NEW CARLISLE – It could bring hundreds of jobs and lower your property taxes, but it's been a point of controversy before. Another company wants to try and build a power plant in New Carlisle.
The company proposing what would be called the St. Joseph Energy Center says the project would bring about 700 short-term construction jobs, at least 35 permanent, high-paying ones at the plant and hundreds more for maintenance and other support.
But we've seen big plans like this before with little progress and lots of controversy.
The sights and sounds of industry are tough to miss on the western edge of St. Joseph County, especially for Don Hales who lives along U.S. 20 near huge power lines and close to New Carlisle’s industrial park.
“I think that’s just the price of progress in this area,” he said.
The potential for hundreds more jobs lies just west of the controversial car shredder and a steel plant in the industrial park.
“In having biked through that area, you still see the remnants of what was there. You can't use it at the moment for farming and obviously you can't build houses on it, so it's already been zoned, I guess, for the original. Why not just go ahead and finish what's been started in the first place?” Hales asked.
It’s the third proposed power plant at the corner of Walnut and Edison Roads in Olive Township. The first began in 2002, but the company ran out of money before it could finish construction. You might remember the very controversial 2005 Tondu proposal to build a coal gasification plant in the same spot.

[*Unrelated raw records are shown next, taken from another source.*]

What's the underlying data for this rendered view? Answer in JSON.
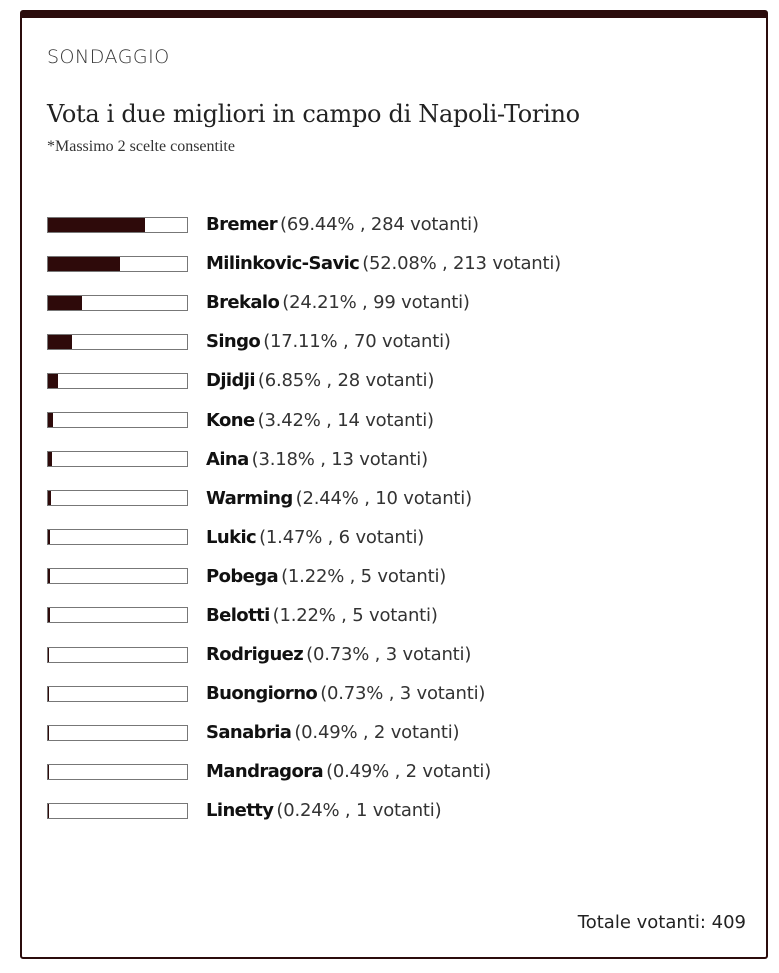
{
  "poll": {
    "kicker": "SONDAGGIO",
    "title": "Vota i due migliori in campo di Napoli-Torino",
    "note": "*Massimo 2 scelte consentite",
    "options": [
      {
        "name": "Bremer",
        "percent": 69.44,
        "detail": "(69.44% , 284 votanti)"
      },
      {
        "name": "Milinkovic-Savic",
        "percent": 52.08,
        "detail": "(52.08% , 213 votanti)"
      },
      {
        "name": "Brekalo",
        "percent": 24.21,
        "detail": "(24.21% , 99 votanti)"
      },
      {
        "name": "Singo",
        "percent": 17.11,
        "detail": "(17.11% , 70 votanti)"
      },
      {
        "name": "Djidji",
        "percent": 6.85,
        "detail": "(6.85% , 28 votanti)"
      },
      {
        "name": "Kone",
        "percent": 3.42,
        "detail": "(3.42% , 14 votanti)"
      },
      {
        "name": "Aina",
        "percent": 3.18,
        "detail": "(3.18% , 13 votanti)"
      },
      {
        "name": "Warming",
        "percent": 2.44,
        "detail": "(2.44% , 10 votanti)"
      },
      {
        "name": "Lukic",
        "percent": 1.47,
        "detail": "(1.47% , 6 votanti)"
      },
      {
        "name": "Pobega",
        "percent": 1.22,
        "detail": "(1.22% , 5 votanti)"
      },
      {
        "name": "Belotti",
        "percent": 1.22,
        "detail": "(1.22% , 5 votanti)"
      },
      {
        "name": "Rodriguez",
        "percent": 0.73,
        "detail": "(0.73% , 3 votanti)"
      },
      {
        "name": "Buongiorno",
        "percent": 0.73,
        "detail": "(0.73% , 3 votanti)"
      },
      {
        "name": "Sanabria",
        "percent": 0.49,
        "detail": "(0.49% , 2 votanti)"
      },
      {
        "name": "Mandragora",
        "percent": 0.49,
        "detail": "(0.49% , 2 votanti)"
      },
      {
        "name": "Linetty",
        "percent": 0.24,
        "detail": "(0.24% , 1 votanti)"
      }
    ],
    "total_label": "Totale votanti:",
    "total": 409
  }
}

The county wouldn’t approve some of the necessary permits for that project.
St. Joseph Energy Center is based in New York. Company spokesman Willard Ladd told WSBT the plant would produce electricity using natural gas, helping meet projected needs to power Indiana homes and businesses in the future. Its plans are very similar to the 2002 project, Ladd added.
“I’m actually OK with it because it would bring jobs and would have an economic impact as far as taxes and things like that,” Hales said.

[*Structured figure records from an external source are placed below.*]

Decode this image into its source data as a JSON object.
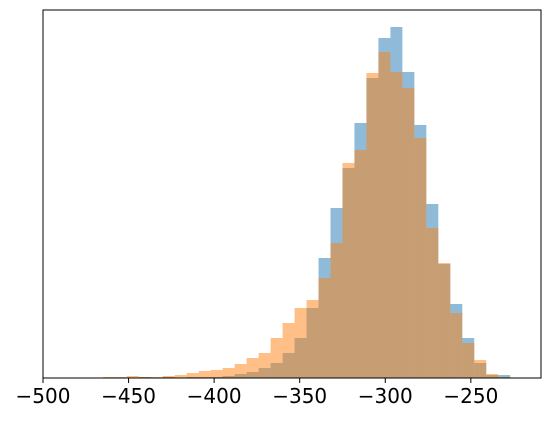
{
  "chart_data": {
    "type": "histogram",
    "bins": [
      -472,
      -465,
      -458,
      -451,
      -444,
      -437,
      -430,
      -423,
      -416,
      -409,
      -402,
      -395,
      -388,
      -381,
      -374,
      -367,
      -360,
      -353,
      -346,
      -339,
      -332,
      -325,
      -318,
      -311,
      -304,
      -297,
      -290,
      -283,
      -276,
      -269,
      -262,
      -255,
      -248,
      -241,
      -234,
      -227,
      -220
    ],
    "series": [
      {
        "color": "#1f77b4",
        "values": [
          0,
          0,
          0,
          0,
          1,
          0,
          1,
          0,
          1,
          1,
          1,
          2,
          4,
          6,
          10,
          15,
          25,
          40,
          70,
          120,
          170,
          210,
          255,
          300,
          340,
          351,
          306,
          253,
          174,
          114,
          74,
          40,
          15,
          3,
          3,
          0
        ]
      },
      {
        "color": "#ff7f0e",
        "values": [
          0,
          1,
          1,
          2,
          1,
          1,
          2,
          3,
          5,
          7,
          8,
          10,
          14,
          20,
          25,
          40,
          55,
          70,
          78,
          100,
          135,
          215,
          228,
          305,
          326,
          306,
          290,
          240,
          150,
          115,
          65,
          35,
          18,
          4,
          1,
          0
        ]
      }
    ],
    "xlim": [
      -500,
      -209
    ],
    "ylim": [
      0,
      368
    ],
    "xticks": [
      {
        "value": -500,
        "label": "−500"
      },
      {
        "value": -450,
        "label": "−450"
      },
      {
        "value": -400,
        "label": "−400"
      },
      {
        "value": -350,
        "label": "−350"
      },
      {
        "value": -300,
        "label": "−300"
      },
      {
        "value": -250,
        "label": "−250"
      }
    ]
  }
}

“I would like to see more employment, more jobs,” added Skip Parmley, who lives nearby in New Carlisle. “I think we need help as far as that. We’re losing too much here.”
Ladd said if all goes well in the current permit process, construction could start by the fourth quarter of 2013.
One of the necessary permits is an air quality permit from Indiana’s Department of Environmental Management. IDEM is hosting a public meeting Thursday, Oct. 4 at New Prairie High School. The meeting begins at 6 p.m. Eastern Time and the public hearing is scheduled to being at 7 p.m.